Since Huawei is a company ChinaIn addition, the United States government believes it may be compelled to launch cyberattacks against US telecommunications networks, as well as enabling Beijing to carry out espionage activities in the United States. That is why various measures taken are obligatory.
Recently, cybersecurity has taken over the news. Last week, United States President Joseph Biden issued a decree aimed at bolstering the country’s cyber defense after a cyber-data hijacking (ransomware) attack that disrupted the largest oil pipeline in the United States for several days. Additionally, in the past year there have been malicious attacks against federal government agencies and private companies in the United States, carried out through Microsoft Exchange and a computer company called Solar Winds.
If Biden’s decree pushes the government to take a more fact-based approach to cybersecurity, it will be all positive. Indeed, the decree could benefit both the United States and China (if it is accompanied by renewed acceptance of global competition from the United States, rather than an ongoing move toward protectionism).
If the Biden presidency accepts competition, companies from the United States and China could continue down a well-defined path that has strengthened their interlocking economies over the past decade. However, if the president follows Trump’s footsteps by allowing competition only when it coincides with the political goals of the United States, then the future of the global economy will be the technological and economic decoupling.

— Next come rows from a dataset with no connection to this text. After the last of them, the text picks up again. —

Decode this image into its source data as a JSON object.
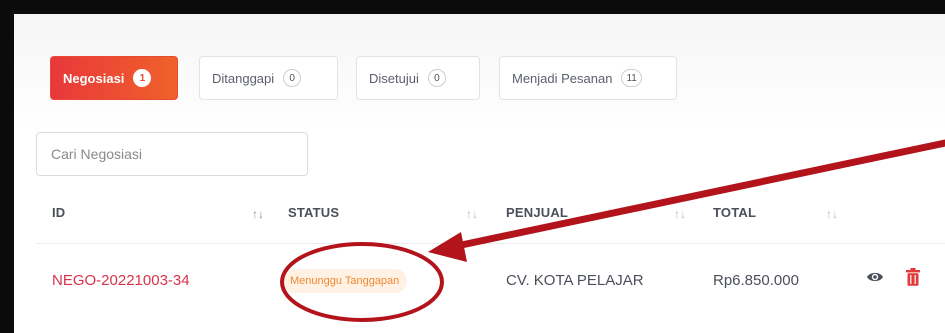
{
  "tabs": [
    {
      "label": "Negosiasi",
      "count": "1"
    },
    {
      "label": "Ditanggapi",
      "count": "0"
    },
    {
      "label": "Disetujui",
      "count": "0"
    },
    {
      "label": "Menjadi Pesanan",
      "count": "11"
    }
  ],
  "search": {
    "placeholder": "Cari Negosiasi"
  },
  "table": {
    "headers": [
      "ID",
      "STATUS",
      "PENJUAL",
      "TOTAL"
    ],
    "rows": [
      {
        "id": "NEGO-20221003-34",
        "status": "Menunggu Tanggapan",
        "seller": "CV. KOTA PELAJAR",
        "total": "Rp6.850.000"
      }
    ]
  },
  "colors": {
    "accent_gradient_start": "#e8383b",
    "accent_gradient_end": "#f0612a",
    "id_text": "#d8324a",
    "status_text": "#f08a34",
    "annotation": "#b3141b"
  },
  "icons": {
    "sort": "sort-icon",
    "view": "eye-icon",
    "delete": "trash-icon"
  }
}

In the short term, separating US supply chains from China will hurt some Chinese companies (including Huawei, whose overseas revenue fell last year due to the blacklisting). However, over time, the separation will cost the United States an estimated $ 190 billion in GDP losses. It would also hurt US companies’ leadership in semiconductor and other technologies by reducing their revenues and forcing them to slash their research and development budget.

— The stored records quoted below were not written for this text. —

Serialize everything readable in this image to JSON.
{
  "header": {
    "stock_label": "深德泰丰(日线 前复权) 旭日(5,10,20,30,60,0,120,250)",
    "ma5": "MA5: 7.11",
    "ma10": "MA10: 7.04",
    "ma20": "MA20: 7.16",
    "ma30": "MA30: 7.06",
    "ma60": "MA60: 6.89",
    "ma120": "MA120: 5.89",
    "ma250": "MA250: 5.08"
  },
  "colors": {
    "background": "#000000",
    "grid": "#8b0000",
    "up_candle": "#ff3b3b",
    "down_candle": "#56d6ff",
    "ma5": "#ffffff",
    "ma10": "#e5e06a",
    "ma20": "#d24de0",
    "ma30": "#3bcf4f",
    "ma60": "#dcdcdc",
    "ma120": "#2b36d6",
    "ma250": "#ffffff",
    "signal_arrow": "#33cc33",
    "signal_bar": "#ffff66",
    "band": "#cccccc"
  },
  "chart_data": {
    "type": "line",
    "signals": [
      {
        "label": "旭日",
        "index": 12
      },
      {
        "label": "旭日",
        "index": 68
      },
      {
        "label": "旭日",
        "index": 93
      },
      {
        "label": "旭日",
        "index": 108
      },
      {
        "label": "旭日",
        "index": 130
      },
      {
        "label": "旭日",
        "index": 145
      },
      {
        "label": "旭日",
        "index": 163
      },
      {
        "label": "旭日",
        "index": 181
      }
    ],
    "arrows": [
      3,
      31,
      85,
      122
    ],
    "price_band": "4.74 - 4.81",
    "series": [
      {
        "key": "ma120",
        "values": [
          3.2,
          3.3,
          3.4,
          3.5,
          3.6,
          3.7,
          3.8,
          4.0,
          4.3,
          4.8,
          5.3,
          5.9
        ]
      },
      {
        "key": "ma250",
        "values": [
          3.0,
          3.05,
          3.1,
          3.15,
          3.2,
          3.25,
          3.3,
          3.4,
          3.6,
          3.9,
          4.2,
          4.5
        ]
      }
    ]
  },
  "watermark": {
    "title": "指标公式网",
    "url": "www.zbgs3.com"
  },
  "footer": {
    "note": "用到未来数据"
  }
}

Unfortunately, the damage doesn’t end here. According to The Economist Group’s smart business unit, a complete separation of trade between China and the so-called Five Eyes countries (Australia, Canada, New Zealand, the United Kingdom and the United States) will cost the global economy more than $ 50 trillion.
Even the United States government’s National Intelligence Council has warned that dividing the world into different economic and security blocs entails extraordinary expenditures, such as massive financial losses for countries and companies with collapsing supply chains, loss of markets, and one-off decline – for-profit industries, such as tourism.

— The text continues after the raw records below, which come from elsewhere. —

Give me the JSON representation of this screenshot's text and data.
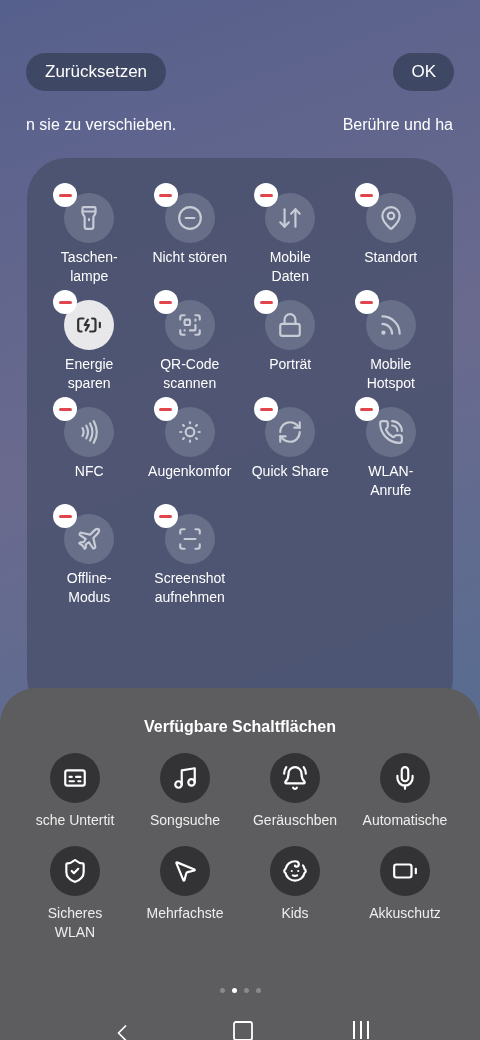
{
  "top_bar": {
    "reset_button": "Zurücksetzen",
    "ok_button": "OK"
  },
  "hints": [
    "n sie zu verschieben.",
    "Berühre und ha"
  ],
  "active_tiles": [
    {
      "label": "Taschen-\nlampe",
      "on": false
    },
    {
      "label": "Nicht stören",
      "on": false
    },
    {
      "label": "Mobile\nDaten",
      "on": false
    },
    {
      "label": "Standort",
      "on": false
    },
    {
      "label": "Energie\nsparen",
      "on": true
    },
    {
      "label": "QR-Code\nscannen",
      "on": false
    },
    {
      "label": "Porträt",
      "on": false
    },
    {
      "label": "Mobile\nHotspot",
      "on": false
    },
    {
      "label": "NFC",
      "on": false
    },
    {
      "label": "Augenkomfor",
      "on": false
    },
    {
      "label": "Quick Share",
      "on": false
    },
    {
      "label": "WLAN-\nAnrufe",
      "on": false
    },
    {
      "label": "Offline-\nModus",
      "on": false
    },
    {
      "label": "Screenshot\naufnehmen",
      "on": false
    }
  ],
  "available": {
    "title": "Verfügbare Schaltflächen",
    "buttons": [
      "sche Untertit",
      "Songsuche",
      "Geräuschben",
      "Automatische",
      "Sicheres\nWLAN",
      "Mehrfachste",
      "Kids",
      "Akkuschutz"
    ],
    "page_dots": [
      {
        "selected": false
      },
      {
        "selected": true
      },
      {
        "selected": false
      },
      {
        "selected": false
      }
    ]
  }
}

Huawei is in the middle of a rivalry between two superpowers. While relations between the United States and China may not improve anytime soon, it seems clear that the current presidency is taking a more multilateral approach to the rest of the world than before.
This gives us hope that there will be a final change in the way the US government decides to treat Huawei and other global tech companies outside the US.
We understand that the presidency is busy dealing with COVID and trying to boost your country’s economy. But we also hope that they will contact us when the time is right. To alleviate your concerns about our products and technologies, we are prepared to go through strict controls.
We are open to discussing whatever is necessary, including allowing independent testing of Huawei equipment, or licensing our 5G technology to a company or consortium in the United States.
The government may want to consider the offer from CEO and founder Ren Zhengfei to license our 5G technology to an American company. The agreement may include some or all of Huawei’s 5G patent portfolio, including source code for software, hardware designs and technologies related to manufacturing, network planning, and testing.
There are several US companies that can handle this, and it seems reasonable to assume that one or two might be interested in discovering more but is unlikely to be delivered without the approval of the US government.
The United States is well positioned to consolidate its position as a global technology leader by cooperating with international technology companies, including those in China. Hopefully, instead of bringing together the many disparate issues related to China to negotiate, as his predecessor did, President Biden will be able to separate the issues and consider each on the basis of their own merits.
Huawei’s first vice president and member of the company’s board of directors.